No meu Básico, a maioria das conversas sobre o EB, sobre a vida militar, sobre nosso papel na sociedade, sobre nossa importância enquanto militares, enquanto praças, sobre diversos assuntos longe da formação em si, mas tão importantes quanto, não vieram dos Sargentos. Vieram dos Oficiais. Na ESA, posso dizer que foi páreo a páreo. Mas, ainda assim, por estarmos na nossa Escola, na nossa Fábrica de Elos, acredito que não deveria ter sido assim.
Óbvio que isso varia de militar para militar. Nem todos têm a mesma percepção que eu. Não temos todos a mesma visão ou opinião. Óbvio também que há diversos motivos para isso ter acontecido. Sargentos sobrecarregados pela rotina da formação, falta de costume ou mesmo percepção nesse sentido, são inúmeras as razões. Porém, de uma maneira geral, com toda minha modernidade, acredito que a formação do Sargento pode melhorar nesse aspecto.
No pouquíssimo tempo que fiquei na AMAN durante o Manobrão, percebi que o Cadete não tem somente um único instrutor. Ele é uma espécie de tutorado de toda Academia.
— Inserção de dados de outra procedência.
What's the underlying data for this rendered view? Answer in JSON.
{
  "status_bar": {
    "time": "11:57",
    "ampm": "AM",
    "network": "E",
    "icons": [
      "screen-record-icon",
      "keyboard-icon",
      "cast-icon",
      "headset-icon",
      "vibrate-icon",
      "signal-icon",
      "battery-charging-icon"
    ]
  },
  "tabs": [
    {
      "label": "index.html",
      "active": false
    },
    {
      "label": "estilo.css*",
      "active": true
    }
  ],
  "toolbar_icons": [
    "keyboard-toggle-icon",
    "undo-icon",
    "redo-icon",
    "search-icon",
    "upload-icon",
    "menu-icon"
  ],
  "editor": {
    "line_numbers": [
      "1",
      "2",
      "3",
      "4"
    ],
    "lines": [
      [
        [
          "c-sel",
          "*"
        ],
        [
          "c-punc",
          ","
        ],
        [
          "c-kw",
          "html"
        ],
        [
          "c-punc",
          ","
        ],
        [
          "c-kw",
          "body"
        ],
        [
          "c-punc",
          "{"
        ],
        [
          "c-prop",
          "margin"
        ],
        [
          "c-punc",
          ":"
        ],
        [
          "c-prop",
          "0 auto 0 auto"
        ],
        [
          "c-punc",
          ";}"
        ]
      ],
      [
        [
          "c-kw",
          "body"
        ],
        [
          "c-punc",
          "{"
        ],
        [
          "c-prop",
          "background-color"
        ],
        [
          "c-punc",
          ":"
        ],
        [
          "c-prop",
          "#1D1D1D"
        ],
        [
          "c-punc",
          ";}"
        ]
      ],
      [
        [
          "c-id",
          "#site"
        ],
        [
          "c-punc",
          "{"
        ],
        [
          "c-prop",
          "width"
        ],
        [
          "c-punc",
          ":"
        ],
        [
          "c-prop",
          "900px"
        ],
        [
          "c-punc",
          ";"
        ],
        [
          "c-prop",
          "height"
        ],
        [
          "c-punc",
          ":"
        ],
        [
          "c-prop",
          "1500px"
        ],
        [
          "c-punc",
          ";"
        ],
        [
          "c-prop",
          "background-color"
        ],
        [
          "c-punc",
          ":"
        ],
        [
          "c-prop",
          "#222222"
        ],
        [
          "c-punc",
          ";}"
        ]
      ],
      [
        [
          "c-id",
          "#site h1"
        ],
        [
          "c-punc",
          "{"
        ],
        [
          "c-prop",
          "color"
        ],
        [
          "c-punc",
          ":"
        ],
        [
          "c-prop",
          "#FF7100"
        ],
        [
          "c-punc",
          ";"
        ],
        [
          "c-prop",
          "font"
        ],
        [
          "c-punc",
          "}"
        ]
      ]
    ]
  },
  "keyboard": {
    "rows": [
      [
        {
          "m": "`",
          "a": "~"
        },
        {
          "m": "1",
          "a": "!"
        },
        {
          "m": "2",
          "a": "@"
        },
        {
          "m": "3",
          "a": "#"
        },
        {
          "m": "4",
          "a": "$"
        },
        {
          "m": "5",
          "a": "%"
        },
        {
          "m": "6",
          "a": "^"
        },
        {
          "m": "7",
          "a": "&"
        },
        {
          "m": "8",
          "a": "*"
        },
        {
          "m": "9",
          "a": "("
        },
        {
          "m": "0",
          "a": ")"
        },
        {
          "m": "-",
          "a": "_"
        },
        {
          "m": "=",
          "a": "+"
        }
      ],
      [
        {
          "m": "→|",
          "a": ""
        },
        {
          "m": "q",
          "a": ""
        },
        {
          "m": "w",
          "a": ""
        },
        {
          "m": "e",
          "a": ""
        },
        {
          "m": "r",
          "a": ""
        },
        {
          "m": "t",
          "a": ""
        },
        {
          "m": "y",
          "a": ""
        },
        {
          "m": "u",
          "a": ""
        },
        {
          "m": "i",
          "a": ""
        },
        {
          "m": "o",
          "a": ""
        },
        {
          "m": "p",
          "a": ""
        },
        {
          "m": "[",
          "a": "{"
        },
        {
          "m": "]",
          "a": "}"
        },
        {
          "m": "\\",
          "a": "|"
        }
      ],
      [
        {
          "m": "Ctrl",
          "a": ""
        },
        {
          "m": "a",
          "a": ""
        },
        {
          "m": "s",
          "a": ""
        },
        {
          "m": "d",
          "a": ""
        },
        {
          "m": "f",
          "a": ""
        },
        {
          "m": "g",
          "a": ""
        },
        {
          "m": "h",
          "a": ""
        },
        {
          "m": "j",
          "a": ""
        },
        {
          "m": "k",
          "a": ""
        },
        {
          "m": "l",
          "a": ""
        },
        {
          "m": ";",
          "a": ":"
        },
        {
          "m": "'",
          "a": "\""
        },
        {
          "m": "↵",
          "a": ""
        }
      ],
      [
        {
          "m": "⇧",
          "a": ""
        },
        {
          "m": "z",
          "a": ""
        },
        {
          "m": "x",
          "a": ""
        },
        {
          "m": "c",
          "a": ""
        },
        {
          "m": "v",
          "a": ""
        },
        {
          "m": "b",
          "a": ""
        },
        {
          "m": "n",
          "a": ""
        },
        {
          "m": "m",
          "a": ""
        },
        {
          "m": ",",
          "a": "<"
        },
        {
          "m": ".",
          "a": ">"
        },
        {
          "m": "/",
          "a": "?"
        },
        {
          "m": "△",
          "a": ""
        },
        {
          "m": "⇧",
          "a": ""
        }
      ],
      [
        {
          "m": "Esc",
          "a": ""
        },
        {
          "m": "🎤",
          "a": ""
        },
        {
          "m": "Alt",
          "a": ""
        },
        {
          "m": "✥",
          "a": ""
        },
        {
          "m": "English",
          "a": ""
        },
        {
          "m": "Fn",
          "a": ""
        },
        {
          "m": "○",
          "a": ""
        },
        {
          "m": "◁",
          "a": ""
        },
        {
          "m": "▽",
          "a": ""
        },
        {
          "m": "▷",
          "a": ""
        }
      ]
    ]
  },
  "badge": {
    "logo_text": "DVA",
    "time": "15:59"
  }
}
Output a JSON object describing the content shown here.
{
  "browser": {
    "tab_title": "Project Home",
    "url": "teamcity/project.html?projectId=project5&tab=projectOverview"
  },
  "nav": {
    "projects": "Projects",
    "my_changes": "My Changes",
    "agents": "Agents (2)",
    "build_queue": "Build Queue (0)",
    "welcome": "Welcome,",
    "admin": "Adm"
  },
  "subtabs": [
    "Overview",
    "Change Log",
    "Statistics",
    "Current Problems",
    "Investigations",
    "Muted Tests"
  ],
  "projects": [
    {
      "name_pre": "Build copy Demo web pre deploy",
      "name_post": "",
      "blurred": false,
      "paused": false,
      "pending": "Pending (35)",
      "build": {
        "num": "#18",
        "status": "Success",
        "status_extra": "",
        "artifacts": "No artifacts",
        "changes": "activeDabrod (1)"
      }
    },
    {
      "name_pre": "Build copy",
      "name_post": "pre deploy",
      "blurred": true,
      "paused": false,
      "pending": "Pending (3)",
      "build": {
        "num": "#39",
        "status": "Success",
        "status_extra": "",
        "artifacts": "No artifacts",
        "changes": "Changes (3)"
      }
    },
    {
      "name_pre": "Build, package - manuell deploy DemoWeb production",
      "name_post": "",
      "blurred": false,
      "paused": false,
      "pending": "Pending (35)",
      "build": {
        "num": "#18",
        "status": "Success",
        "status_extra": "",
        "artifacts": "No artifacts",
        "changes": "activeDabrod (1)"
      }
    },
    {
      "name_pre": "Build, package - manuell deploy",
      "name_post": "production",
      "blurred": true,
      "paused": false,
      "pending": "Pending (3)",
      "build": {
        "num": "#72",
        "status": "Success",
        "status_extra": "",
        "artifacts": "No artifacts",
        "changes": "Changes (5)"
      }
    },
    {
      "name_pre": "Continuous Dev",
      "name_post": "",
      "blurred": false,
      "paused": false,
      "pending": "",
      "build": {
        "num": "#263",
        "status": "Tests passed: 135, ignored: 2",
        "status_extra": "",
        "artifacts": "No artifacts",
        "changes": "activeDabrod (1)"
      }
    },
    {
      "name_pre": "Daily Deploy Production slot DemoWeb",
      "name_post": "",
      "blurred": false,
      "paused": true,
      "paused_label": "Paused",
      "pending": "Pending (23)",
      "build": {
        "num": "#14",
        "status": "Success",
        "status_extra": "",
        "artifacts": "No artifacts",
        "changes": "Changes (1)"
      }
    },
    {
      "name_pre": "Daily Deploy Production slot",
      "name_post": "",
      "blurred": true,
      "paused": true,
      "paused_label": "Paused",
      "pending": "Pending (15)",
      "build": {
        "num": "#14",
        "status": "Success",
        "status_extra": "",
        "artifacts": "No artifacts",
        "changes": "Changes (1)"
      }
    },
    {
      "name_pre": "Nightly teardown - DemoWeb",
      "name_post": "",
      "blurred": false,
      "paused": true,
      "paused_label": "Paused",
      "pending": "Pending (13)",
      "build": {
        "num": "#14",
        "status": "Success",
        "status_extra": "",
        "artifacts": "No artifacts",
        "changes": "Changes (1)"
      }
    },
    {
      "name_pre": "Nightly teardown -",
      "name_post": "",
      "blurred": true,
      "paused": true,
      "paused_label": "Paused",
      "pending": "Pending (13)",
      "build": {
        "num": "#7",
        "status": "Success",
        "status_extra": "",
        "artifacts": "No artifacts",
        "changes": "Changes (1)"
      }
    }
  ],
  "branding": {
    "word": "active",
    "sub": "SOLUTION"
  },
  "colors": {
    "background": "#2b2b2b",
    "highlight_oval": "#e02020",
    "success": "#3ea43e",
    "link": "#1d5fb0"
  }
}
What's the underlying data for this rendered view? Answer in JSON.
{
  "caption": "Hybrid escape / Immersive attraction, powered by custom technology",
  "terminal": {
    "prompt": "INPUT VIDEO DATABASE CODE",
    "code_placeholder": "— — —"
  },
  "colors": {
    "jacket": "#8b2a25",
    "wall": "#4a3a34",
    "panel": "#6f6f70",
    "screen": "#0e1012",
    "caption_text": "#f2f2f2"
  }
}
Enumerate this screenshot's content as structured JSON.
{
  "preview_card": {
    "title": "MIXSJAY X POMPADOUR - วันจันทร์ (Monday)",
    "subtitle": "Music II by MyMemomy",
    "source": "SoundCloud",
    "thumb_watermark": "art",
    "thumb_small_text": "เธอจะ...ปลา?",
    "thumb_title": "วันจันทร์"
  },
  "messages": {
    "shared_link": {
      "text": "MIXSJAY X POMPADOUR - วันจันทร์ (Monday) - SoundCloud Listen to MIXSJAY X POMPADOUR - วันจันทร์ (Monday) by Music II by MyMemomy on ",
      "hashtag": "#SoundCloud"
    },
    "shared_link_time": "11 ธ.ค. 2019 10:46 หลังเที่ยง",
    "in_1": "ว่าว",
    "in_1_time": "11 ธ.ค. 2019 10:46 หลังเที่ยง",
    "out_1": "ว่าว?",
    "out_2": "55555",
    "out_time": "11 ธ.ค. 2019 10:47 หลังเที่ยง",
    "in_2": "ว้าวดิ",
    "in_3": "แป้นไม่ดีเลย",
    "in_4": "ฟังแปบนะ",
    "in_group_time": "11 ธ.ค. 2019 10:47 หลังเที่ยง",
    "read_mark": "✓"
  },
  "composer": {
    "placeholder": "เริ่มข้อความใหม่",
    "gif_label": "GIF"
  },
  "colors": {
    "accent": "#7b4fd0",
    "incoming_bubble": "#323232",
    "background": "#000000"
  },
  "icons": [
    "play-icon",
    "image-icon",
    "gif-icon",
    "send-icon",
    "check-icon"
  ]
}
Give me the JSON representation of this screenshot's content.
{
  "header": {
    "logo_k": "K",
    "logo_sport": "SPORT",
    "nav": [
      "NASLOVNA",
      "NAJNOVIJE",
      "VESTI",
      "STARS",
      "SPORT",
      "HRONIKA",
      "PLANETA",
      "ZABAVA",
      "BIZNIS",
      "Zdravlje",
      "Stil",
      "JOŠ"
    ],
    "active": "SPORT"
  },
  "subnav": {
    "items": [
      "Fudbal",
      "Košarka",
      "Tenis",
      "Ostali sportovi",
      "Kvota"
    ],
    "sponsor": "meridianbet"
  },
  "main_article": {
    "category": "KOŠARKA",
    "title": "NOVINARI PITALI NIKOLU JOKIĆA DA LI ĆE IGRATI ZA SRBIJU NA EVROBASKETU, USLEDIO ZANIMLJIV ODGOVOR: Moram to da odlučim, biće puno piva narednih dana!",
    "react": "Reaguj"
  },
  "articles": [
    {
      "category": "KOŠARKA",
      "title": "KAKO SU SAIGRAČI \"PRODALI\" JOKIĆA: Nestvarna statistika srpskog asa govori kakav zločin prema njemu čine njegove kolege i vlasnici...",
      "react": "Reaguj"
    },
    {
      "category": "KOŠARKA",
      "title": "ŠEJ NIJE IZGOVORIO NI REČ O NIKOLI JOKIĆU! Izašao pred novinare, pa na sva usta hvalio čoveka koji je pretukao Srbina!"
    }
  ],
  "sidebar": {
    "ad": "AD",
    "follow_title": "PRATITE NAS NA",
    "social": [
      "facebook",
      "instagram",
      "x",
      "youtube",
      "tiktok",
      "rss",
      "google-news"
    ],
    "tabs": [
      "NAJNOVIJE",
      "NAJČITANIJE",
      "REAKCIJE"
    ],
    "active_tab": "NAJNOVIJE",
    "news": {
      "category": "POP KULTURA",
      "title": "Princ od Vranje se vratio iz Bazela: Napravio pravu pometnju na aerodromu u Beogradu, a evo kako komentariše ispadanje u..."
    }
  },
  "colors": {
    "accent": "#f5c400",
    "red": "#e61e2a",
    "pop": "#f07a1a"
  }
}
Ele é observado diuturnamente por Tenentes, Capitães, Majores, Coronéis. Todos desprendem uma atenção ímpar na sua formação técnico-profissional e comportamental do futuro Oficial. O cadete vê neles o futuro, e eles olham para o Cadete e sabem que está nas mãos deles o futuro do próprio Exército.
Como Aluno, com os futuros Sargentos, não foi bem assim. Por vezes, quando olhamos para a figura de um Sargento, o que visualizamos? Sejamos sinceros. O que sentimos? Orgulho? Entusiasmo? Pertencimento? Foi este um dos argumentos para a criação da função de Adjunto de Comando: o Sargento poder olhar para o futuro e ver que também pode ocupar um importante cargo de liderança. Uma importantíssima iniciativa da Força, mas envolta em mais propaganda do que expectativas de resultado.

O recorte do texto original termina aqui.